Women’s rights are recognized not only in terms of equal treatment in the law, as it is here, but in terms of personal control over one’s own body and health, including abortion—a right most Americans recognize but too many politicians, including our possibly new President, rail against.

 

Police in Portugal advise the US that if we want a more peaceful society, we have to do away with the death penalty, as a start. Drug use (but not sales) was decriminalized leading not to chaos but a decrease in serious drug use and drug-related crime. And in Iceland, the bankers responsible for the severe recession were actually tried and sent to prison.

 

So many of us struggle to earn enough to support our families with comfort and dignity, and work in dreary jobs or dreary factories with no windows, or go to schools that look like factories, while in Germany and much of Europe, it is considered just good economic sense that workers and students should be treated well.
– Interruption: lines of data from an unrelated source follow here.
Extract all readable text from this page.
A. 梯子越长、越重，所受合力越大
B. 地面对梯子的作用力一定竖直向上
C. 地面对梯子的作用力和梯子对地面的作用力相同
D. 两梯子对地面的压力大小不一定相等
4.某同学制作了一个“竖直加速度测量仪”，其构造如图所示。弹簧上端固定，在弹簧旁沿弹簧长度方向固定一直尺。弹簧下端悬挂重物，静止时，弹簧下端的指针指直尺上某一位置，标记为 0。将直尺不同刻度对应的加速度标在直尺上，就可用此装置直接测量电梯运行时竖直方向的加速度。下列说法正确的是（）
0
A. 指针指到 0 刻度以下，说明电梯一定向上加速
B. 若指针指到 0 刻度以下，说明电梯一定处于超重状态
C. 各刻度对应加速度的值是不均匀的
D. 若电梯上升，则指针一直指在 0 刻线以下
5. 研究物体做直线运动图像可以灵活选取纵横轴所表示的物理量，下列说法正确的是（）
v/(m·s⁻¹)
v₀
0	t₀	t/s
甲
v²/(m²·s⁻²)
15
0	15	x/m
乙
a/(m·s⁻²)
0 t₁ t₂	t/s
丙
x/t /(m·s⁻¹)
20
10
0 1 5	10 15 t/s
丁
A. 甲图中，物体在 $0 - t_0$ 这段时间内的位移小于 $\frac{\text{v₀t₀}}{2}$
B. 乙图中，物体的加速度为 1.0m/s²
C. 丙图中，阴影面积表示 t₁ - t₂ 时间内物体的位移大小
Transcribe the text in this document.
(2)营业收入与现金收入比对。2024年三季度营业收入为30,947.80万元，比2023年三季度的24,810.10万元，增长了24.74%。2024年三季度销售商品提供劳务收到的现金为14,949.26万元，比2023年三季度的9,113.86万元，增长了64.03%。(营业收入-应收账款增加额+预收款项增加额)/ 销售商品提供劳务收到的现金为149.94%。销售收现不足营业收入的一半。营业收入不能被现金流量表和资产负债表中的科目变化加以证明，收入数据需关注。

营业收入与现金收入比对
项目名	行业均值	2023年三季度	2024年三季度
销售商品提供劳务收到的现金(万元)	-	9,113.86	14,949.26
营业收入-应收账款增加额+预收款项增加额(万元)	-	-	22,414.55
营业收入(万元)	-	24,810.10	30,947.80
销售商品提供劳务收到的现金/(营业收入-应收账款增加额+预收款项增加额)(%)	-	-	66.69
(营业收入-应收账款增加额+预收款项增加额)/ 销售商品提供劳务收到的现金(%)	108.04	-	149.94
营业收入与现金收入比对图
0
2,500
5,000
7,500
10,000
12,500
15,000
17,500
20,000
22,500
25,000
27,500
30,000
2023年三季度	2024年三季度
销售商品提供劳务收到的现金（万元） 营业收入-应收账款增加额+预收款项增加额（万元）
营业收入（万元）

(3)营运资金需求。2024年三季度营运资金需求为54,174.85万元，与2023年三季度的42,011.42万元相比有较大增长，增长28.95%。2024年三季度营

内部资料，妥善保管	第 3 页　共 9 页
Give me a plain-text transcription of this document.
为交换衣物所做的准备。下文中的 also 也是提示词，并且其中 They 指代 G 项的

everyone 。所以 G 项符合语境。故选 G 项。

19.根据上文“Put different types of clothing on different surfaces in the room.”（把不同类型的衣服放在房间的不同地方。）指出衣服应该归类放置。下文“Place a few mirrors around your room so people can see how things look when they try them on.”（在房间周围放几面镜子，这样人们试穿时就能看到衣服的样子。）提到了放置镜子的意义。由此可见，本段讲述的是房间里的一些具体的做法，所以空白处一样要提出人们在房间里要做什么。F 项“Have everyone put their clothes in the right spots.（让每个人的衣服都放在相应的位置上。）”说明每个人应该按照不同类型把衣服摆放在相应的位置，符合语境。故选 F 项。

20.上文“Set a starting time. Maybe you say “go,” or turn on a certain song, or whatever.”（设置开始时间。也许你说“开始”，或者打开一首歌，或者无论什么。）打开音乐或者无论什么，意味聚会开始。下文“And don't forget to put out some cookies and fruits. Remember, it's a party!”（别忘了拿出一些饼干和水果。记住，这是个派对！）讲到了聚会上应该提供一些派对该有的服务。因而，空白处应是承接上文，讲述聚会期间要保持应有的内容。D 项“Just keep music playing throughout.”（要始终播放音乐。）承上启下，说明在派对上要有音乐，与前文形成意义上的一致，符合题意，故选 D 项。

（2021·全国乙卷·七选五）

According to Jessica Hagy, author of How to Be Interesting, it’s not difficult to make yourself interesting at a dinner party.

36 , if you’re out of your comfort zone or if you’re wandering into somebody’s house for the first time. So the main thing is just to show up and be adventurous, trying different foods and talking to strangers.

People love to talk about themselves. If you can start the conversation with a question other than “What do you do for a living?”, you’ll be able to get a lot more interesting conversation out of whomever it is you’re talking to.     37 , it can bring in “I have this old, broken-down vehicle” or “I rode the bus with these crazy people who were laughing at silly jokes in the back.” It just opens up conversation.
This means workers are given health care, made part of the management and design teams, are given enough paid time off each week and each year so they can live good lives and have good relationships outside the workplace. (According to Moore, the average workweek for full time workers in most of Europe is less than in the US. Germany is 26 hours, Sweden 30. See this ABC news report to fact check his figures.) And students go to school for fewer hours, are better educated, are fed better food and not given unreasonable numbers of tests. And in Slovenia, a college education is free.

 

In the US, too many of us get caught up in retribution and revenge, and it’s too easy to lose a sense of mutual respect. We too easily lose awareness of how others are as valuable, as human, as we are. Why is that? Is it because of a Calvinist type of ideology, that if you’re rich, you must be favored by the Divine? So the rich are to be admired, and their privileges protected, even more than the loss of power, freedom, and income of most of us is deplored? Is it from our history of class divide and slavery warring with a dream of equity and democracy?

 

Is it from our country being so rich and powerful that we are too covetous, too afraid of what we might lose so we don’t see what we have already given up? Are we too shackled by the idea of capitalism and competition that we don’t see how such competition can turn everyone not on “our team” into an enemy, and everyone on our team into some thing to be valued only in proportion to what we earn or what we contribute to a “winning” record?

 

How can we understand the film now, after the election? As a wake-up call? As a reminder of what we once thought could be possible so we don’t normalize fear and oppression? Or as propaganda? I am not sure. What I am sure of is that it’s time for a revolution of mutual caring and a deep examination of how what we think we want affects our ability to get what we need.